The Irish agency set up to seize the proceeds of crime was today visited by politicians from Northern Ireland examining ways …

The Irish agency set up to seize the proceeds of crime was today visited by politicians from Northern Ireland examining ways of combating criminal and paramilitary activity in the province.

The SDLP's Alban Maginness, chairman of an ad-hoc Stormont committee on the proceeds of crime, led a delegation of Assembly members to the Criminal Assets Bureau's headquarters in Dublin.

The bureau, established in 1996 following the murder of journalist Veronica Guerin by a members of a criminal gang she was investigating, has the power to apply to seize suspected criminal assets even when no criminal convictions have been obtained.

Similar legislation is expected to be introduced in the UK within a year.

READ MORE

Mr Maginness said: "It is an intolerable situation where you know that people are involved in criminality, are enjoying the fruits of that criminality but there is nothing that is capable to be done in order to bring them to justice.

"So the best way of dealing with them is to deprive of the benefits of their criminality and that is what CAB does and has done so well."

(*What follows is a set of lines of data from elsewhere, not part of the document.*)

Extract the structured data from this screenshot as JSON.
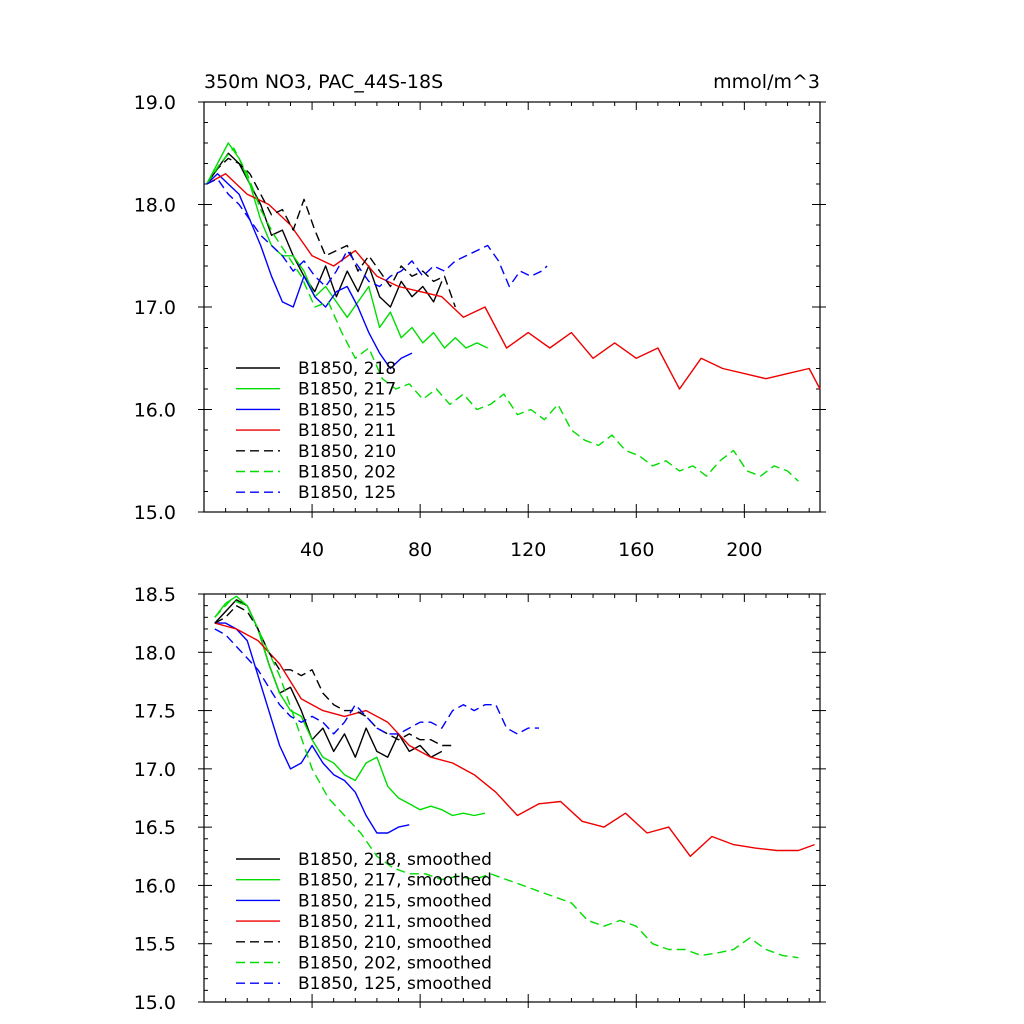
{
  "chart_data": [
    {
      "type": "line",
      "title": "350m NO3, PAC_44S-18S",
      "units_label": "mmol/m^3",
      "xlabel": "",
      "ylabel": "",
      "xlim": [
        0,
        228
      ],
      "ylim": [
        15.0,
        19.0
      ],
      "xticks": [
        40,
        80,
        120,
        160,
        200
      ],
      "xtick_labels": [
        "40",
        "80",
        "120",
        "160",
        "200"
      ],
      "yticks": [
        15.0,
        16.0,
        17.0,
        18.0,
        19.0
      ],
      "ytick_labels": [
        "15.0",
        "16.0",
        "17.0",
        "18.0",
        "19.0"
      ],
      "legend_position": "lower-left",
      "grid": false,
      "series": [
        {
          "name": "B1850, 218",
          "color": "#000000",
          "dash": "solid",
          "x": [
            1,
            5,
            9,
            13,
            17,
            21,
            25,
            29,
            33,
            37,
            41,
            45,
            49,
            53,
            57,
            61,
            65,
            69,
            73,
            77,
            81,
            85,
            88
          ],
          "y": [
            18.2,
            18.35,
            18.5,
            18.4,
            18.2,
            18.0,
            17.7,
            17.75,
            17.5,
            17.3,
            17.15,
            17.4,
            17.1,
            17.35,
            17.15,
            17.4,
            17.1,
            17.0,
            17.25,
            17.1,
            17.2,
            17.05,
            17.25
          ]
        },
        {
          "name": "B1850, 217",
          "color": "#00dd00",
          "dash": "solid",
          "x": [
            1,
            5,
            9,
            13,
            17,
            21,
            25,
            29,
            33,
            37,
            41,
            45,
            49,
            53,
            57,
            61,
            65,
            69,
            73,
            77,
            81,
            85,
            89,
            93,
            97,
            101,
            105
          ],
          "y": [
            18.2,
            18.4,
            18.6,
            18.45,
            18.2,
            17.85,
            17.6,
            17.5,
            17.5,
            17.35,
            17.1,
            17.2,
            17.05,
            16.9,
            17.05,
            17.2,
            16.8,
            16.95,
            16.7,
            16.8,
            16.65,
            16.75,
            16.6,
            16.7,
            16.6,
            16.65,
            16.6
          ]
        },
        {
          "name": "B1850, 215",
          "color": "#0000ff",
          "dash": "solid",
          "x": [
            1,
            5,
            9,
            13,
            17,
            21,
            25,
            29,
            33,
            37,
            41,
            45,
            49,
            53,
            57,
            61,
            65,
            69,
            73,
            77
          ],
          "y": [
            18.2,
            18.3,
            18.2,
            18.1,
            17.85,
            17.6,
            17.3,
            17.05,
            17.0,
            17.3,
            17.1,
            17.0,
            17.15,
            17.2,
            17.0,
            16.75,
            16.55,
            16.4,
            16.5,
            16.55
          ]
        },
        {
          "name": "B1850, 211",
          "color": "#ee0000",
          "dash": "solid",
          "x": [
            1,
            8,
            16,
            24,
            32,
            40,
            48,
            56,
            64,
            72,
            80,
            88,
            96,
            104,
            112,
            120,
            128,
            136,
            144,
            152,
            160,
            168,
            176,
            184,
            192,
            200,
            208,
            216,
            224,
            228
          ],
          "y": [
            18.2,
            18.3,
            18.1,
            18.0,
            17.8,
            17.5,
            17.4,
            17.55,
            17.3,
            17.2,
            17.15,
            17.1,
            16.9,
            17.0,
            16.6,
            16.75,
            16.6,
            16.75,
            16.5,
            16.65,
            16.5,
            16.6,
            16.2,
            16.5,
            16.4,
            16.35,
            16.3,
            16.35,
            16.4,
            16.2
          ]
        },
        {
          "name": "B1850, 210",
          "color": "#000000",
          "dash": "dashed",
          "x": [
            1,
            5,
            9,
            13,
            17,
            21,
            25,
            29,
            33,
            37,
            41,
            45,
            49,
            53,
            57,
            61,
            65,
            69,
            73,
            77,
            81,
            85,
            89,
            93
          ],
          "y": [
            18.2,
            18.35,
            18.45,
            18.4,
            18.3,
            18.1,
            17.9,
            17.95,
            17.75,
            18.05,
            17.75,
            17.5,
            17.55,
            17.6,
            17.35,
            17.5,
            17.35,
            17.2,
            17.4,
            17.3,
            17.35,
            17.25,
            17.3,
            17.0
          ]
        },
        {
          "name": "B1850, 202",
          "color": "#00dd00",
          "dash": "dashed",
          "x": [
            1,
            6,
            11,
            16,
            21,
            26,
            31,
            36,
            41,
            46,
            51,
            56,
            61,
            66,
            71,
            76,
            81,
            86,
            91,
            96,
            101,
            106,
            111,
            116,
            121,
            126,
            131,
            136,
            141,
            146,
            151,
            156,
            161,
            166,
            171,
            176,
            181,
            186,
            191,
            196,
            201,
            206,
            211,
            216,
            220
          ],
          "y": [
            18.2,
            18.4,
            18.55,
            18.3,
            17.95,
            17.7,
            17.5,
            17.3,
            17.0,
            17.05,
            16.75,
            16.5,
            16.6,
            16.3,
            16.2,
            16.25,
            16.1,
            16.2,
            16.05,
            16.15,
            16.0,
            16.05,
            16.15,
            15.95,
            16.0,
            15.9,
            16.05,
            15.8,
            15.7,
            15.65,
            15.75,
            15.6,
            15.55,
            15.45,
            15.5,
            15.4,
            15.45,
            15.35,
            15.5,
            15.6,
            15.4,
            15.35,
            15.45,
            15.4,
            15.3
          ]
        },
        {
          "name": "B1850, 125",
          "color": "#0000ff",
          "dash": "dashed",
          "x": [
            1,
            5,
            9,
            13,
            17,
            21,
            25,
            29,
            33,
            37,
            41,
            45,
            49,
            53,
            57,
            61,
            65,
            69,
            73,
            77,
            81,
            85,
            89,
            93,
            97,
            101,
            105,
            109,
            113,
            117,
            121,
            125,
            127
          ],
          "y": [
            18.2,
            18.25,
            18.1,
            18.0,
            17.85,
            17.7,
            17.6,
            17.5,
            17.35,
            17.45,
            17.3,
            17.2,
            17.35,
            17.55,
            17.4,
            17.25,
            17.2,
            17.3,
            17.35,
            17.45,
            17.3,
            17.4,
            17.35,
            17.45,
            17.5,
            17.55,
            17.6,
            17.45,
            17.2,
            17.35,
            17.3,
            17.35,
            17.4
          ]
        }
      ]
    },
    {
      "type": "line",
      "title": "",
      "xlabel": "",
      "ylabel": "",
      "xlim": [
        0,
        228
      ],
      "ylim": [
        15.0,
        18.5
      ],
      "yticks": [
        15.0,
        15.5,
        16.0,
        16.5,
        17.0,
        17.5,
        18.0,
        18.5
      ],
      "ytick_labels": [
        "15.0",
        "15.5",
        "16.0",
        "16.5",
        "17.0",
        "17.5",
        "18.0",
        "18.5"
      ],
      "legend_position": "lower-left",
      "grid": false,
      "series": [
        {
          "name": "B1850, 218, smoothed",
          "color": "#000000",
          "dash": "solid",
          "x": [
            4,
            8,
            12,
            16,
            20,
            24,
            28,
            32,
            36,
            40,
            44,
            48,
            52,
            56,
            60,
            64,
            68,
            72,
            76,
            80,
            84,
            88
          ],
          "y": [
            18.25,
            18.35,
            18.45,
            18.4,
            18.2,
            17.9,
            17.65,
            17.7,
            17.5,
            17.25,
            17.35,
            17.15,
            17.3,
            17.1,
            17.35,
            17.15,
            17.1,
            17.3,
            17.15,
            17.2,
            17.1,
            17.15
          ]
        },
        {
          "name": "B1850, 217, smoothed",
          "color": "#00dd00",
          "dash": "solid",
          "x": [
            4,
            8,
            12,
            16,
            20,
            24,
            28,
            32,
            36,
            40,
            44,
            48,
            52,
            56,
            60,
            64,
            68,
            72,
            76,
            80,
            84,
            88,
            92,
            96,
            100,
            104
          ],
          "y": [
            18.3,
            18.42,
            18.48,
            18.4,
            18.2,
            17.9,
            17.65,
            17.5,
            17.45,
            17.25,
            17.1,
            17.05,
            16.95,
            16.9,
            17.05,
            17.1,
            16.85,
            16.75,
            16.7,
            16.65,
            16.68,
            16.65,
            16.6,
            16.62,
            16.6,
            16.62
          ]
        },
        {
          "name": "B1850, 215, smoothed",
          "color": "#0000ff",
          "dash": "solid",
          "x": [
            4,
            8,
            12,
            16,
            20,
            24,
            28,
            32,
            36,
            40,
            44,
            48,
            52,
            56,
            60,
            64,
            68,
            72,
            76
          ],
          "y": [
            18.25,
            18.25,
            18.2,
            18.1,
            17.8,
            17.5,
            17.2,
            17.0,
            17.05,
            17.2,
            17.05,
            16.95,
            16.9,
            16.8,
            16.6,
            16.45,
            16.45,
            16.5,
            16.52
          ]
        },
        {
          "name": "B1850, 211, smoothed",
          "color": "#ee0000",
          "dash": "solid",
          "x": [
            4,
            12,
            20,
            28,
            36,
            44,
            52,
            60,
            68,
            76,
            84,
            92,
            100,
            108,
            116,
            124,
            132,
            140,
            148,
            156,
            164,
            172,
            180,
            188,
            196,
            204,
            212,
            220,
            226
          ],
          "y": [
            18.25,
            18.2,
            18.1,
            17.9,
            17.6,
            17.5,
            17.45,
            17.5,
            17.4,
            17.2,
            17.1,
            17.05,
            16.95,
            16.8,
            16.6,
            16.7,
            16.72,
            16.55,
            16.5,
            16.62,
            16.45,
            16.5,
            16.25,
            16.42,
            16.35,
            16.32,
            16.3,
            16.3,
            16.35
          ]
        },
        {
          "name": "B1850, 210, smoothed",
          "color": "#000000",
          "dash": "dashed",
          "x": [
            4,
            8,
            12,
            16,
            20,
            24,
            28,
            32,
            36,
            40,
            44,
            48,
            52,
            56,
            60,
            64,
            68,
            72,
            76,
            80,
            84,
            88,
            92
          ],
          "y": [
            18.25,
            18.3,
            18.4,
            18.35,
            18.2,
            18.0,
            17.85,
            17.85,
            17.8,
            17.85,
            17.65,
            17.55,
            17.5,
            17.5,
            17.45,
            17.35,
            17.3,
            17.25,
            17.3,
            17.25,
            17.25,
            17.2,
            17.2
          ]
        },
        {
          "name": "B1850, 202, smoothed",
          "color": "#00dd00",
          "dash": "dashed",
          "x": [
            4,
            10,
            16,
            22,
            28,
            34,
            40,
            46,
            52,
            58,
            64,
            70,
            76,
            82,
            88,
            94,
            100,
            106,
            112,
            118,
            124,
            130,
            136,
            142,
            148,
            154,
            160,
            166,
            172,
            178,
            184,
            190,
            196,
            202,
            208,
            214,
            220
          ],
          "y": [
            18.3,
            18.45,
            18.4,
            18.1,
            17.8,
            17.4,
            17.0,
            16.75,
            16.6,
            16.45,
            16.25,
            16.15,
            16.1,
            16.1,
            16.05,
            16.08,
            16.05,
            16.1,
            16.05,
            16.0,
            15.95,
            15.9,
            15.85,
            15.7,
            15.65,
            15.7,
            15.65,
            15.5,
            15.45,
            15.45,
            15.4,
            15.42,
            15.45,
            15.55,
            15.45,
            15.4,
            15.38
          ]
        },
        {
          "name": "B1850, 125, smoothed",
          "color": "#0000ff",
          "dash": "dashed",
          "x": [
            4,
            8,
            12,
            16,
            20,
            24,
            28,
            32,
            36,
            40,
            44,
            48,
            52,
            56,
            60,
            64,
            68,
            72,
            76,
            80,
            84,
            88,
            92,
            96,
            100,
            104,
            108,
            112,
            116,
            120,
            124
          ],
          "y": [
            18.2,
            18.15,
            18.05,
            17.95,
            17.85,
            17.7,
            17.55,
            17.45,
            17.4,
            17.45,
            17.4,
            17.3,
            17.4,
            17.55,
            17.45,
            17.35,
            17.3,
            17.3,
            17.35,
            17.4,
            17.4,
            17.35,
            17.5,
            17.55,
            17.5,
            17.55,
            17.55,
            17.35,
            17.3,
            17.35,
            17.35
          ]
        }
      ]
    }
  ]
}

He said there were 180 individuals identified by the RUC as living "lavish lifestyles" having benefited directly from crime but added these were "not exclusively or primarily paramilitaries".

He added: "The action that the state will use is by way of High Court action. That will protect the human rights of people in a situation where in fact their property and assets come under scrutiny.

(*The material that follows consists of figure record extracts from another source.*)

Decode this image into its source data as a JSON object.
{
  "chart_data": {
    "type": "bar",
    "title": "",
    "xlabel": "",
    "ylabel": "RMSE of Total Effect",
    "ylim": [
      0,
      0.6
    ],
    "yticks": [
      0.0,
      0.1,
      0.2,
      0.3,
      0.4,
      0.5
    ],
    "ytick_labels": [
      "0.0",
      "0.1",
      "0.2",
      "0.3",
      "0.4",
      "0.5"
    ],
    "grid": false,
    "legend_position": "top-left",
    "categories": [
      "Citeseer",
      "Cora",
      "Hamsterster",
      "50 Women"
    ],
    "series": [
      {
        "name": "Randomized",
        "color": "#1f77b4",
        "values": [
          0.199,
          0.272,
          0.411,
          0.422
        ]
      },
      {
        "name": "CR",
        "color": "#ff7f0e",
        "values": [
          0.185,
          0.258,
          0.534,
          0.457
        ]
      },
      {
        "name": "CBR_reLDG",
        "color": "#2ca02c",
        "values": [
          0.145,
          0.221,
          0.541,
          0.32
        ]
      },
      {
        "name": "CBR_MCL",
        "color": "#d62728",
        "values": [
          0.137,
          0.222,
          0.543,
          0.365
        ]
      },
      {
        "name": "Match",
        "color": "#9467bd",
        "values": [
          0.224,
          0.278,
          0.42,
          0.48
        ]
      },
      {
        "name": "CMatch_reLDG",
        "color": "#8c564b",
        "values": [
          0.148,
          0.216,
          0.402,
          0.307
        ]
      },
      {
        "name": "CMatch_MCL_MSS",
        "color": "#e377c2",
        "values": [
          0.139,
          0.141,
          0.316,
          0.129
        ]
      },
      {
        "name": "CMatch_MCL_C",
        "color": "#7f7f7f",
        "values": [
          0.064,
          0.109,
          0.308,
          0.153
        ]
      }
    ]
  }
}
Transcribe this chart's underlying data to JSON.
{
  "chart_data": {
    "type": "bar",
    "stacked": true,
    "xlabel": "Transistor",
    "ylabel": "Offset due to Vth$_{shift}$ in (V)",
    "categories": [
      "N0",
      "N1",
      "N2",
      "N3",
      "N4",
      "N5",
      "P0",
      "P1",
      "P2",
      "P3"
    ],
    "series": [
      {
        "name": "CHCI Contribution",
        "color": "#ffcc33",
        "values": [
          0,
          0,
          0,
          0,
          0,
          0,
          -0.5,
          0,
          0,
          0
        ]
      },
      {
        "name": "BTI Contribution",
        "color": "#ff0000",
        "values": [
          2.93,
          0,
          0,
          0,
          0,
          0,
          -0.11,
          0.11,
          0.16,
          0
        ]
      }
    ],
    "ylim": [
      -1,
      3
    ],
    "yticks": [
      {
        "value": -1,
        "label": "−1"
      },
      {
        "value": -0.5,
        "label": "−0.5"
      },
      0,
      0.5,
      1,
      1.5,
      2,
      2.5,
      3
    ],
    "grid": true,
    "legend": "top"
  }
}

"There was a RUC survey in Northern Ireland that identified 78 criminal gangs, about 44 of them were paramilitary gangs.

"There is a mixture of paramilitary and non-paramilitary crime - both are as offensive to the public and both will be tackled under this legislation."

The British government's Proceeds of Crime Bill has been drafted and is currently out to consultation, a process which finishes at the end of this month, a Home Office spokesman said. The Stormont committee will also report later this month.

Between 1996 and 1999 the CAB seized property, vehicles and cash worth up to £14 million, the gardaí said.